About a quarter of the population carries at least one copy of APOE4, and the variant is commonly studied as an important aspect of Alzheimer’s risk by scientists. Often, these studies don’t distinguish between people having one or both copies of the gene, but some research has suggested that these dual carriers, also known as APOE4 homozygotes, have a much higher risk of Alzheimer’s than others.
A large team of researchers from Spain and the U.S. sought to settle the question. To do so, they analyzed brain donor data from the National Alzheimer’s Coordinating Center (NACC) as well as data from five other large-scale studies that tracked people’s biomarkers related to Alzheimer’s, including their APOE4 status. All told, the analysis included over 13,000 people.
In the NACC data, the researchers found that nearly everyone with two APOE4 genes showed medium to high levels of brain changes associated with Alzheimer’s at the time of their death. For comparison, the same was only true for 50% of those with APOE3, the most common APOE variant, and which isn’t thought to affect Alzheimer’s risk. In the biomarker data, the team similarly found that almost everyone with two APOE4 copies had abnormal levels of amyloid beta in their spinal fluid (a potential early sign of the disease) by age 65, while 75% had positive amyloid scans. By age 80, almost 90% of these carriers had all of the biomarkers associated with amyloid and tau (another protein key to Alzheimer’s) that the researchers were able to track.
Not everyone with these changes will show clinical symptoms of Alzheimer’s before they die. But the findings, published Monday in the journal Nature Medicine, provide a clear illustration of almost-complete penetrance, the authors say—the odds of a genetic mutation causing a specific trait. In this case, those with two APOE4 genes appear near certain to develop at least the early signs of Alzheimer’s by the time they reach their mid-60s. Given that level of certainty, it’s more accurate to classify this mutation as representing a distinct, “genetic form” of Alzheimer’s, the researchers argue. They also note that 2% of the population is thought to have two APOE4 copies, which would make this form of Alzheimer’s one of the most common diseases tied to a single gene.

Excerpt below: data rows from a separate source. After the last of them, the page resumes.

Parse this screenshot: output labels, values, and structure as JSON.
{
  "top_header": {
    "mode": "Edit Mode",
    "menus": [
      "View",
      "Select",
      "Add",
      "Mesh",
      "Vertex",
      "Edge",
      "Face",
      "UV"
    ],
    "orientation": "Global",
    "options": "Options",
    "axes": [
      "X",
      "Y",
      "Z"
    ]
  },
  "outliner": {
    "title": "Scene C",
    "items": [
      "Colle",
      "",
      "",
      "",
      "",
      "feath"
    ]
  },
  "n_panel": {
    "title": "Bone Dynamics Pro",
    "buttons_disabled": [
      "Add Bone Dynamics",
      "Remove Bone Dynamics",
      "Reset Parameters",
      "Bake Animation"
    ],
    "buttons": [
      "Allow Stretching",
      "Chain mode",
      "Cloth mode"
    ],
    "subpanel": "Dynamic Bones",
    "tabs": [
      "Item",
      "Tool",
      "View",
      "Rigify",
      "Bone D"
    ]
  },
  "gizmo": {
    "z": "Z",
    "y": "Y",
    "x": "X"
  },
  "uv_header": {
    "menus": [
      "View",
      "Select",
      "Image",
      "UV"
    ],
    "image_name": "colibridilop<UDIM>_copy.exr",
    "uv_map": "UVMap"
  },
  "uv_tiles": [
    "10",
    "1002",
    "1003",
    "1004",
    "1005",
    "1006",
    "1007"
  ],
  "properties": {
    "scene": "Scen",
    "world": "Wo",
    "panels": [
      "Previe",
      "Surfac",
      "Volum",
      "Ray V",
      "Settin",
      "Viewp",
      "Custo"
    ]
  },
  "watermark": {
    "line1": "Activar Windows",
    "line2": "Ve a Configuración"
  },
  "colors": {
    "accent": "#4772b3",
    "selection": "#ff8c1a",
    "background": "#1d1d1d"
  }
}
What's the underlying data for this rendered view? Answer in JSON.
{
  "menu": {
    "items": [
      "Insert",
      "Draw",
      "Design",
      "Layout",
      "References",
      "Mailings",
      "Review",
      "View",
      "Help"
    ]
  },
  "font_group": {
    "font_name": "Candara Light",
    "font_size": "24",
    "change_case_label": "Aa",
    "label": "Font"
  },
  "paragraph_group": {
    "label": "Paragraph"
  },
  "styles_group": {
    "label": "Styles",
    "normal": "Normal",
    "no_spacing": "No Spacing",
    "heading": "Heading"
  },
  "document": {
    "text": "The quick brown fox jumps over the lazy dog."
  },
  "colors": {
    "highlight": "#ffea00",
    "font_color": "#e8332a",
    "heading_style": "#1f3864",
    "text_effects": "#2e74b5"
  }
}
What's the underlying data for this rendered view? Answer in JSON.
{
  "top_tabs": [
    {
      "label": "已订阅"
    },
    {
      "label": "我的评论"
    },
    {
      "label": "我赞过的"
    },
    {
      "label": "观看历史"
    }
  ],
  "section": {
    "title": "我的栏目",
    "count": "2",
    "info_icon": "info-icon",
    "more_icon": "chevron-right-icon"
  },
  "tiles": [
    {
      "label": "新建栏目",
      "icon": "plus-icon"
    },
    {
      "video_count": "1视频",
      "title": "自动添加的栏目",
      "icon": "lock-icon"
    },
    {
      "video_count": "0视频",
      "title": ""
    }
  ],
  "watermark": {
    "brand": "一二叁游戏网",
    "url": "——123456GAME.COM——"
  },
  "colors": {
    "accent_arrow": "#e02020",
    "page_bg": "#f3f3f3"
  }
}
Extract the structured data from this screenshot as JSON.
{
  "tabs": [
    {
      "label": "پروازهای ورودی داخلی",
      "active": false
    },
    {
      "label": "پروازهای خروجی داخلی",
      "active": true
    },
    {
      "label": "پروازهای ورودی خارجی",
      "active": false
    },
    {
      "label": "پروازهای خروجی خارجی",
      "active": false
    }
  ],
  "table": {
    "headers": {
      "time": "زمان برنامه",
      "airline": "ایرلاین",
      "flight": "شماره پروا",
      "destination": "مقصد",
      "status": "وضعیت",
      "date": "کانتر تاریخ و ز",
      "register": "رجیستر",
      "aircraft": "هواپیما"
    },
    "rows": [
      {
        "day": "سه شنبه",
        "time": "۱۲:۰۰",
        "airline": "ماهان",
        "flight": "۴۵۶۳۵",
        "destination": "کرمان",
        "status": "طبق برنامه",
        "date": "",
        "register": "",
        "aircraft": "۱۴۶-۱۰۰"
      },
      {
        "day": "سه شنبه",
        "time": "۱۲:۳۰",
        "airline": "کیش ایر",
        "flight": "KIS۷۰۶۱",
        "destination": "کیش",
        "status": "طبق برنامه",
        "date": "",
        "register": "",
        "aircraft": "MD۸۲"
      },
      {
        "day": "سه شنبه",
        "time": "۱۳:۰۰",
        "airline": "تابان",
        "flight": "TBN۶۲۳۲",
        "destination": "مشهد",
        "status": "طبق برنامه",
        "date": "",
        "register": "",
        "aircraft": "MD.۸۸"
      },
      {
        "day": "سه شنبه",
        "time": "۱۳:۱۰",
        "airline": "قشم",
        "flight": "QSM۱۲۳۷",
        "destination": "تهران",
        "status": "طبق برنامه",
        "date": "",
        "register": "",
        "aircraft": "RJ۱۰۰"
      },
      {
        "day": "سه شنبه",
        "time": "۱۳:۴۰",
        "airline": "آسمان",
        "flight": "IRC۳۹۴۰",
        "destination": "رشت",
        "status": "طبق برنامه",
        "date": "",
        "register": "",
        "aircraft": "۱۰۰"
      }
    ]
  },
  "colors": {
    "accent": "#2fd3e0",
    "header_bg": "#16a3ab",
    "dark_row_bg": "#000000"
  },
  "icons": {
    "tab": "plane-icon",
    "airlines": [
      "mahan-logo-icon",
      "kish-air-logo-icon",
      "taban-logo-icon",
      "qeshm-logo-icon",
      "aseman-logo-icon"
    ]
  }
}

The findings, assuming they’re validated by other researchers, could lead to important changes in how we study Alzheimer’s. For starters, it should lead to a broader definition of genetic Alzheimer’s, with the APOE4 form recognized as usually causing Alzheimer’s at an older age than other genetic causes of it. Given the much higher danger associated with two APOE4 copies, the researchers say, future studies should also not bunch them together with single copy carriers. And simply knowing about this heightened risk should hopefully help scientists better understand how Alzheimer’s can happen, which might one day lead to more effective treatments for it.
“In conclusion, our study provides compelling evidence to propose that APOE4 homozygotes [i.e. two APOE4 alleles, or copies] represent a distinct, genetically determined form of [Alzheimer’s disease], which has important implications for public health, genetic counseling of carriers and future research directions,” they wrote.